Il énumère un certain nombre de réformes lancées par le ministère, certaines dans la douleur, sans qu’à aucun moment il ne soit fait état des difficultés rencontrées dans leur application sur le terrain.
Ainsi, le rapport se contente de citer la mise en place du SMA en cas de grève sans préciser qu’il a été nécessaire de l’adapter.
Il est faux de prétendre que la carte scolaire a disparu et il serait honnête de mentionner les conséquences néfastes de son assouplissement pour certains établissements (collèges) qui se sont vidés ou qui se transforment en ghettos.
Aucune allusion non plus aux nombreuses critiques émanant des parents et des municipalités sur l’organisation de la semaine de 4 jours. Plusieurs grandes villes souhaitent d’ailleurs modifier cette organisation et consultent actuellement enseignants et parents.

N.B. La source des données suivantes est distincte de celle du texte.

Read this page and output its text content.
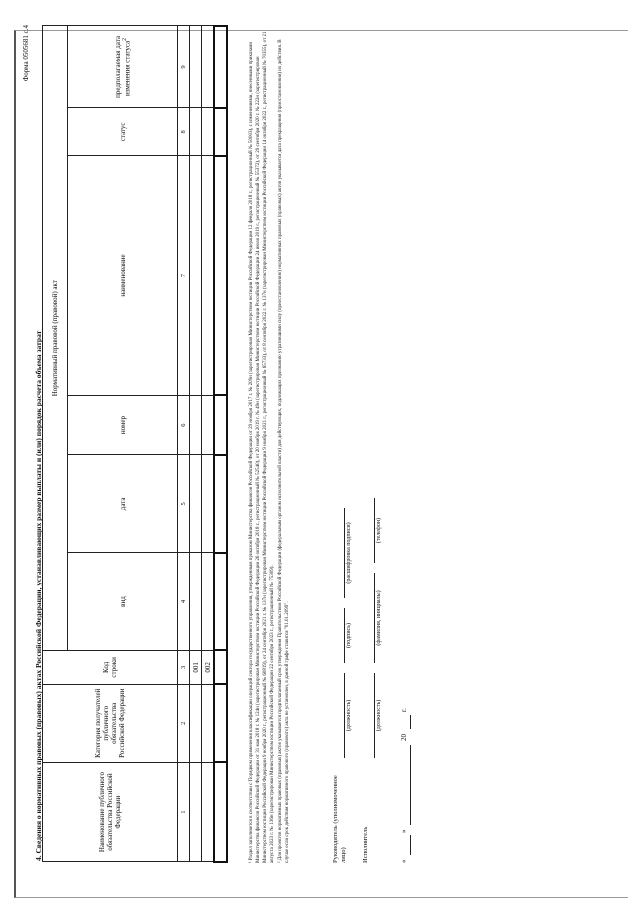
Форма 0505681 с.4
4. Сведения о нормативных правовых (правовых) актах Российской Федерации, устанавливающих размер выплаты и (или) порядок расчета объема затрат	Наименование публичного обязательства Российской Федерации	Категория получателей публичного обязательства Российской Федерации	Код строки	Нормативный правовой (правовой) акт					
			вид	дата	номер	наименование	статус	предполагаемая дата изменения статуса$^2$
1	2	3	4	5	6	7	8	9
		001						
		002						
									¹ Раздел заполняется в соответствии с Порядком применения классификации операций сектора государственного управления, утвержденным приказом Министерства финансов Российской Федерации от 29 ноября 2017 г. № 209н (зарегистрирован Министерством юстиции Российской Федерации 12 февраля 2018 г., регистрационный № 50003), с изменениями, внесенными приказами Министерства финансов Российской Федерации от 31 мая 2018 г. № 124н (зарегистрирован Министерством юстиции Российской Федерации 26 октября 2018 г., регистрационный № 52540), от 20 ноября 2019 г. № 49н (зарегистрирован Министерством юстиции Российской Федерации 24 июля 2019 г., регистрационный № 55372), от 29 сентября 2020 г. № 222н (зарегистрирован Министерством юстиции Российской Федерации 9 ноября 2020 г., регистрационный № 60819), от 24 сентября 2021 г. № 137н (зарегистрирован Министерством юстиции Российской Федерации 9 ноября 2021 г., регистрационный № 65733), от 8 сентября 2022 г. № 137н (зарегистрирован Министерством юстиции Российской Федерации 14 октября 2022 г., регистрационный № 70355), от 21 августа 2023 г. № 136н (зарегистрирован Министерством юстиции Российской Федерации 22 сентября 2023 г., регистрационный № 75309). ² Для проектов нормативных правовых (правовых) актов указывается предполагаемый срок утверждения Правительством Российской Федерации (федеральным органом исполнительной власти) для действующих, подлежащих признанию утратившими силу (приостановлению) нормативных правовых (правовых) актов указывается дата прекращения (приостановления) их действия. В случае если срок действия нормативного правового (правового) акта не установлен, в данной графе ставится "01.01.2099".	Руководитель (уполномоченное лицо)
(должность)
(подпись)
(расшифровка подписи)
Исполнитель
(должность)
(фамилия, инициалы)
(телефон)
«
»
20
г.
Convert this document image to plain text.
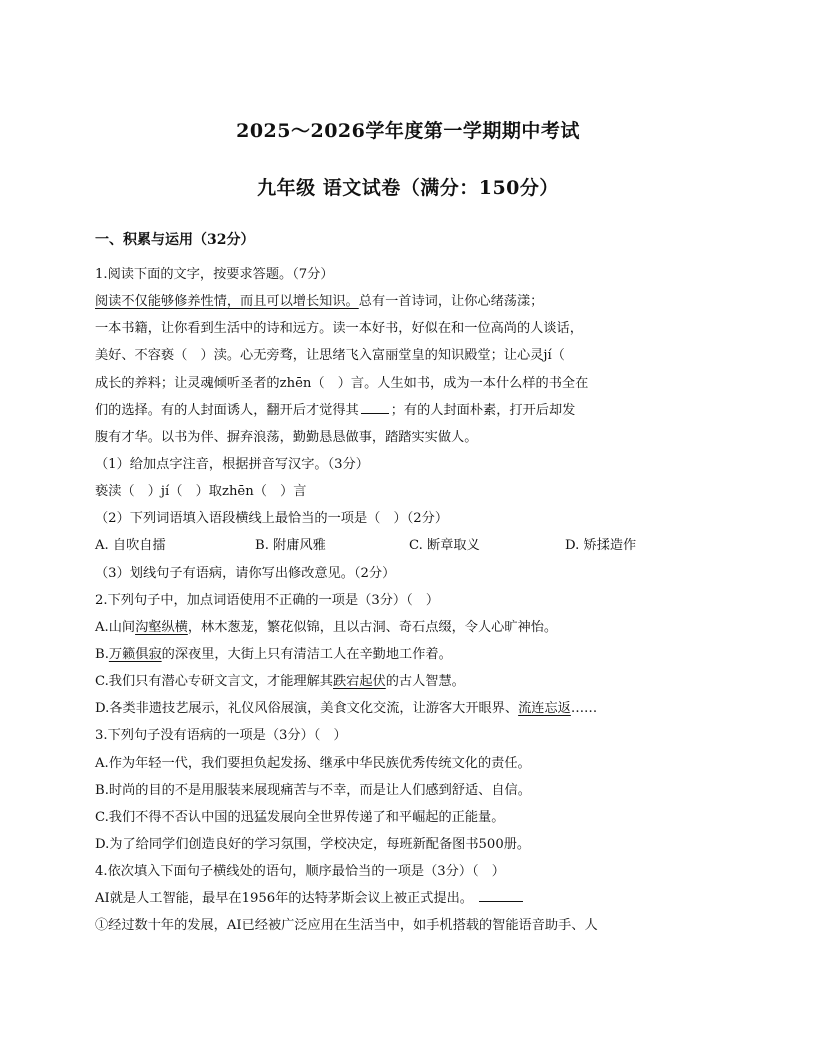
2025～2026学年度第一学期期中考试
九年级 语文试卷（满分：150分）
一、积累与运用（32分）
1.阅读下面的文字，按要求答题。（7分）
阅读不仅能够修养性情，而且可以增长知识。总有一首诗词，让你心绪荡漾；
一本书籍，让你看到生活中的诗和远方。读一本好书，好似在和一位高尚的人谈话，
美好、不容亵（　）渎。心无旁骛，让思绪飞入富丽堂皇的知识殿堂；让心灵jí（
成长的养料；让灵魂倾听圣者的zhēn（　）言。人生如书，成为一本什么样的书全在
们的选择。有的人封面诱人，翻开后才觉得其 ；有的人封面朴素，打开后却发
腹有才华。以书为伴、摒弃浪荡，勤勤恳恳做事，踏踏实实做人。
（1）给加点字注音，根据拼音写汉字。（3分）
亵渎（　）jí（　）取zhēn（　）言
（2）下列词语填入语段横线上最恰当的一项是（　）（2分）
A. 自吹自擂	B. 附庸风雅	C. 断章取义	D. 矫揉造作
（3）划线句子有语病，请你写出修改意见。（2分）
2.下列句子中，加点词语使用不正确的一项是（3分）（　）
A.山间沟壑纵横，林木葱茏，繁花似锦，且以古洞、奇石点缀，令人心旷神怡。
B.万籁俱寂的深夜里，大街上只有清洁工人在辛勤地工作着。
C.我们只有潜心专研文言文，才能理解其跌宕起伏的古人智慧。
D.各类非遗技艺展示，礼仪风俗展演，美食文化交流，让游客大开眼界、流连忘返……
3.下列句子没有语病的一项是（3分）（　）
A.作为年轻一代，我们要担负起发扬、继承中华民族优秀传统文化的责任。
B.时尚的目的不是用服装来展现痛苦与不幸，而是让人们感到舒适、自信。
C.我们不得不否认中国的迅猛发展向全世界传递了和平崛起的正能量。
D.为了给同学们创造良好的学习氛围，学校决定，每班新配备图书500册。
4.依次填入下面句子横线处的语句，顺序最恰当的一项是（3分）（　）
AI就是人工智能，最早在1956年的达特茅斯会议上被正式提出。
①经过数十年的发展，AI已经被广泛应用在生活当中，如手机搭载的智能语音助手、人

Curieusement, Eric Woerth passe sous silence les principaux résultats pourtant tangibles de l’application de la RGPP :
- les dizaines de milliers de suppressions de postes
- la disparition de 1500 postes de RASED
- la réduction de l’accueil en maternelle
- la suppression de stages de formation continue
- la difficulté de remplacement des maîtres absents
- la modification des règles de nomination (postes à profil)
- la valorisation et la modernisation du métier d’enseignant
- …etc.
Quant à la mise en place des EPEP, il s’agit davantage d’une longue « pause » que d’un retard. En effet, le retrait de la loi de finances des postes administratifs et la mise en sommeil de la proposition de loi portant création d’EPEP et pourtant déposée sur le bureau de l’Assemblée Nationale signifient plutôt abandon que recul. Comme nous l’avons déjà écrit, il est peu probable que cette réforme voie le jour avant la prochaine échéance présidentielle de 2012.

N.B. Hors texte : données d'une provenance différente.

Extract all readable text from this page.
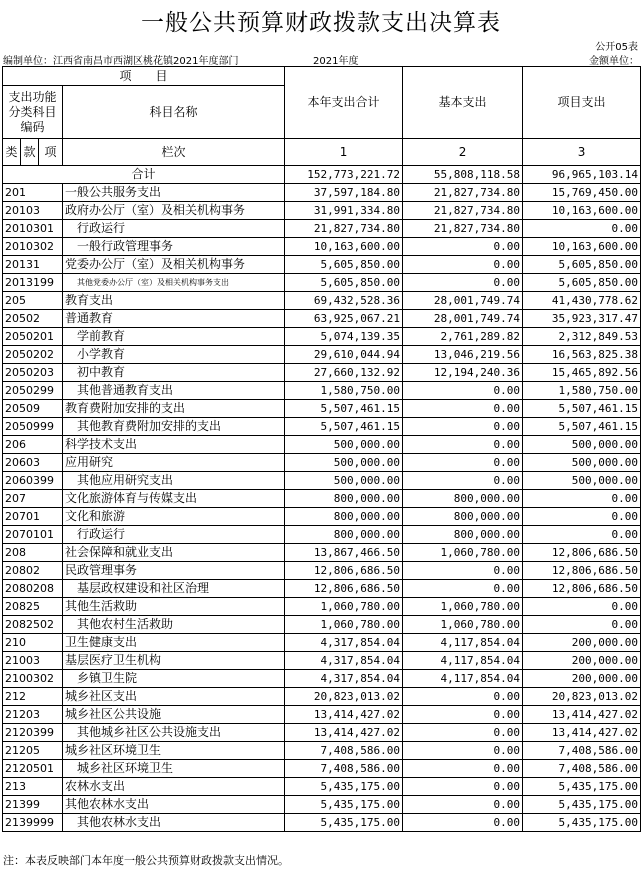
一般公共预算财政拨款支出决算表
公开05表
编制单位：江西省南昌市西湖区桃花镇2021年度部门	2021年度	金额单位：
项　　目				本年支出合计	基本支出	项目支出
支出功能分类科目编码			科目名称			
类	款	项				
			栏次	1	2	3
合计				152,773,221.72	55,808,118.58	96,965,103.14
201			一般公共服务支出	37,597,184.80	21,827,734.80	15,769,450.00
20103			政府办公厅（室）及相关机构事务	31,991,334.80	21,827,734.80	10,163,600.00
2010301			行政运行	21,827,734.80	21,827,734.80	0.00
2010302			一般行政管理事务	10,163,600.00	0.00	10,163,600.00
20131			党委办公厅（室）及相关机构事务	5,605,850.00	0.00	5,605,850.00
2013199			其他党委办公厅（室）及相关机构事务支出	5,605,850.00	0.00	5,605,850.00
205			教育支出	69,432,528.36	28,001,749.74	41,430,778.62
20502			普通教育	63,925,067.21	28,001,749.74	35,923,317.47
2050201			学前教育	5,074,139.35	2,761,289.82	2,312,849.53
2050202			小学教育	29,610,044.94	13,046,219.56	16,563,825.38
2050203			初中教育	27,660,132.92	12,194,240.36	15,465,892.56
2050299			其他普通教育支出	1,580,750.00	0.00	1,580,750.00
20509			教育费附加安排的支出	5,507,461.15	0.00	5,507,461.15
2050999			其他教育费附加安排的支出	5,507,461.15	0.00	5,507,461.15
206			科学技术支出	500,000.00	0.00	500,000.00
20603			应用研究	500,000.00	0.00	500,000.00
2060399			其他应用研究支出	500,000.00	0.00	500,000.00
207			文化旅游体育与传媒支出	800,000.00	800,000.00	0.00
20701			文化和旅游	800,000.00	800,000.00	0.00
2070101			行政运行	800,000.00	800,000.00	0.00
208			社会保障和就业支出	13,867,466.50	1,060,780.00	12,806,686.50
20802			民政管理事务	12,806,686.50	0.00	12,806,686.50
2080208			基层政权建设和社区治理	12,806,686.50	0.00	12,806,686.50
20825			其他生活救助	1,060,780.00	1,060,780.00	0.00
2082502			其他农村生活救助	1,060,780.00	1,060,780.00	0.00
210			卫生健康支出	4,317,854.04	4,117,854.04	200,000.00
21003			基层医疗卫生机构	4,317,854.04	4,117,854.04	200,000.00
2100302			乡镇卫生院	4,317,854.04	4,117,854.04	200,000.00
212			城乡社区支出	20,823,013.02	0.00	20,823,013.02
21203			城乡社区公共设施	13,414,427.02	0.00	13,414,427.02
2120399			其他城乡社区公共设施支出	13,414,427.02	0.00	13,414,427.02
21205			城乡社区环境卫生	7,408,586.00	0.00	7,408,586.00
2120501			城乡社区环境卫生	7,408,586.00	0.00	7,408,586.00
213			农林水支出	5,435,175.00	0.00	5,435,175.00
21399			其他农林水支出	5,435,175.00	0.00	5,435,175.00
2139999			其他农林水支出	5,435,175.00	0.00	5,435,175.00
注：本表反映部门本年度一般公共预算财政拨款支出情况。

Sur ce site, nous n’avons cessé de rappeler que la RGPP correspond à une demande de « Bruxelles » et qu’elle n’a qu’une vision comptable des réformes qu’elle impose aux gouvernements de l’Union Européenne. (relire nos multiples articles sur la RGPP)
Nous continuerons donc d’observer ses implications dans les différents domaines de l’Education nationale et d’en dénoncer les effets pervers chaque fois qu’ils se feront sentir.